Después de un día de lluvia, caminar por el Jardín del Príncipe en Aranjuez puede regalarnos una experiencia sobrecogedora.
Narciso llora.
Si acompañamos al Tajo bordeando el límite del jardín y superamos la curva cerrada del Museo de las Falúas, se inaugura una perspectiva de plátanos en fuga hacia el sureste y aparece la Fuente de Narciso, escondida entre los árboles.
Muchas veces mis pasos me llevaron a ciegas hasta él. Me encontraba rodeándolo sin conciencia de cómo había llegado otra vez hasta ahí.
El primer día claro después de la lluvia, Narciso llora.
Y yo intento apagar la maquinaria racional que me explica que entre las entrantes y salientes de su cabellera de piedra deben de haber quedado infinitos hilos de agua atrapada que tardará en derramarse, evaporarse, desaparecer.
Yo lo veo llorar.
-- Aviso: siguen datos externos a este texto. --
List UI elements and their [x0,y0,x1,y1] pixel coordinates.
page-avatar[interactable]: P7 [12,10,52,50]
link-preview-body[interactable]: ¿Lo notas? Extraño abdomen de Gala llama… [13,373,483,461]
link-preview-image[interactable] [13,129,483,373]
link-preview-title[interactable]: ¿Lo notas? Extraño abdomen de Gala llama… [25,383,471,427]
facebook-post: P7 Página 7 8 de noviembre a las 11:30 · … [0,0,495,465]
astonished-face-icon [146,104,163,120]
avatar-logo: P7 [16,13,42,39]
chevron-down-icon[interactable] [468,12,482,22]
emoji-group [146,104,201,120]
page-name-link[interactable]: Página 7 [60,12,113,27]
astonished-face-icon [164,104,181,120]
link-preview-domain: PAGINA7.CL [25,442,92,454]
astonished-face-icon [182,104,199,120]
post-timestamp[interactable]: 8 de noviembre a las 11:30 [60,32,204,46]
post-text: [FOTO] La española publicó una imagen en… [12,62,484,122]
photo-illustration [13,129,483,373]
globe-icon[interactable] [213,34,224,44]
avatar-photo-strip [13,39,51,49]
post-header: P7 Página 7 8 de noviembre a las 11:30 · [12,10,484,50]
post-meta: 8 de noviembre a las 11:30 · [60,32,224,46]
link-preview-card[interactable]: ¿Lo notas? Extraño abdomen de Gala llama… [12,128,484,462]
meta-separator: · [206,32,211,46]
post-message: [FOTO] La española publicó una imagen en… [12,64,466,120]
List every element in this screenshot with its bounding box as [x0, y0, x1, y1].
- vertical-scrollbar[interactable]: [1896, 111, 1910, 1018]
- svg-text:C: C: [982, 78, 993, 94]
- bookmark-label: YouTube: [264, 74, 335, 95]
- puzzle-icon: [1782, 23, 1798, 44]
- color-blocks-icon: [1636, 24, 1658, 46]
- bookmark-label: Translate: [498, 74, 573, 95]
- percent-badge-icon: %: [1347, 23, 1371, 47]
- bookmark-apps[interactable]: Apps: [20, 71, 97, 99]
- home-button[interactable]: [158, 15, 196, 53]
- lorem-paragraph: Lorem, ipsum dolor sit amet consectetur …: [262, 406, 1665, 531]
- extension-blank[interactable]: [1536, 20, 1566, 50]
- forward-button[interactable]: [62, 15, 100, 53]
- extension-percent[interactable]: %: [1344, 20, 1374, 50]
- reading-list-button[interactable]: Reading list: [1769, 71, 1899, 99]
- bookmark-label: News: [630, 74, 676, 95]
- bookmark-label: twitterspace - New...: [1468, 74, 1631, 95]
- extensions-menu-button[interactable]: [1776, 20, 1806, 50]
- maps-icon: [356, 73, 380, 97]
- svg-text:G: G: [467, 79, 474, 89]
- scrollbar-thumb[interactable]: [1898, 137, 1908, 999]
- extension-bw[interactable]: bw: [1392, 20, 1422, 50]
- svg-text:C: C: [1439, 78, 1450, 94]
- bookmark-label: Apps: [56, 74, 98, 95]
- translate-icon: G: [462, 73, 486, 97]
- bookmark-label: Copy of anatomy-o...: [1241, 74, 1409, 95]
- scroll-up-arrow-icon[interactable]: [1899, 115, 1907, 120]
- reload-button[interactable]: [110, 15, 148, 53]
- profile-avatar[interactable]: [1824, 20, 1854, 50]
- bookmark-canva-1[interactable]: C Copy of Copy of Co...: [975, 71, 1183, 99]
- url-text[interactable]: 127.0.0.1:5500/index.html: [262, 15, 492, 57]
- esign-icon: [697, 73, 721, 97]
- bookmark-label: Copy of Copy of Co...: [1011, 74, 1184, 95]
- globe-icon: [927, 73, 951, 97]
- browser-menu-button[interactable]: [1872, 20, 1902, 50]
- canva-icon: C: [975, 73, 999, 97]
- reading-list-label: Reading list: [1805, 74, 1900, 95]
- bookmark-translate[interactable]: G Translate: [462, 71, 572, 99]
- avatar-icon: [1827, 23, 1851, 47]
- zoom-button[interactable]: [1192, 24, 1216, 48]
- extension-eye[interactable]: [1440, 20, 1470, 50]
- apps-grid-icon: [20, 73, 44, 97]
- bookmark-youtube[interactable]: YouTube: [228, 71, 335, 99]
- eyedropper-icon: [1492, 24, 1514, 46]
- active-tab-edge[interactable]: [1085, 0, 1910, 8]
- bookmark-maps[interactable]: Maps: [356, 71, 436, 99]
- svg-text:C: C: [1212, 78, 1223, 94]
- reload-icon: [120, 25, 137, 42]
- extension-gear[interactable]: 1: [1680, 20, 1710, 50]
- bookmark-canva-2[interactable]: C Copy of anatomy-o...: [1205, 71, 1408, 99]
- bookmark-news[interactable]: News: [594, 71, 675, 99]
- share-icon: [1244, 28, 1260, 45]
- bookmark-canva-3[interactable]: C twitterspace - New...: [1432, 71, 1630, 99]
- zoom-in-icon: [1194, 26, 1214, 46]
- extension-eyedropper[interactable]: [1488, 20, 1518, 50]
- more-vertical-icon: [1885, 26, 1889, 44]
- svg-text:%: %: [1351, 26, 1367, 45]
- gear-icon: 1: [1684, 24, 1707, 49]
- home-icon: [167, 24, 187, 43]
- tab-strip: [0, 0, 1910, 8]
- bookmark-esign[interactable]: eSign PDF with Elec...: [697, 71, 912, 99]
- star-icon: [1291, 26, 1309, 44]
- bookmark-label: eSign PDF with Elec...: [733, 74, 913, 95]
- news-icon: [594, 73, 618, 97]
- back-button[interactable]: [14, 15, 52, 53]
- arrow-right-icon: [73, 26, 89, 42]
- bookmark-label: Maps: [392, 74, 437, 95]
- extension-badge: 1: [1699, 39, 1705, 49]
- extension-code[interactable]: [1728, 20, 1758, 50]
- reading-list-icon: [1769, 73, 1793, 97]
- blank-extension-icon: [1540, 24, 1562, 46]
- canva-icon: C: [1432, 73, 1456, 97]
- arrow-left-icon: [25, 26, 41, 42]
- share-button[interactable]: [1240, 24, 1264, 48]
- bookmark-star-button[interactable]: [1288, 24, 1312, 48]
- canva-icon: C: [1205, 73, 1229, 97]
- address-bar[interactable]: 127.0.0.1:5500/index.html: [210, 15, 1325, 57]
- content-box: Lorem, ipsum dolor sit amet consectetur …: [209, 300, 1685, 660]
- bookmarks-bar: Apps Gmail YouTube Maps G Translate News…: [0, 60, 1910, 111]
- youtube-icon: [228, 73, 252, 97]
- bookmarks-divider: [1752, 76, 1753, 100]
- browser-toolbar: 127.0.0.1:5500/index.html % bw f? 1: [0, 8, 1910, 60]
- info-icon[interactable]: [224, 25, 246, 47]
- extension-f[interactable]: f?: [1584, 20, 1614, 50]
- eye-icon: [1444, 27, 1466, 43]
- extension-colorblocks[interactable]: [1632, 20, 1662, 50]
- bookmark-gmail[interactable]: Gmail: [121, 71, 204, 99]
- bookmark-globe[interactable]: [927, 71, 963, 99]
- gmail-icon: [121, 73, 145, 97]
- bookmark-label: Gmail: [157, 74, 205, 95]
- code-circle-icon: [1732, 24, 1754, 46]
Su rostro, inclinado sobre el vacío, enfatiza la mágica física que atrae las gotas hacia la fuente.
Derramadas entre las cejas, se deslizan por la nariz. Casi le imprimen dolor en la mirada.
Narciso. Perdido en la contemplación de si mismo. Anhelando que ese otro, que no es más que su propio reflejo inalcanzable, le devuelva una mirada atenta y compasiva.
Una mirada que le rescate de su sensación de vacío, transparencia, soledad.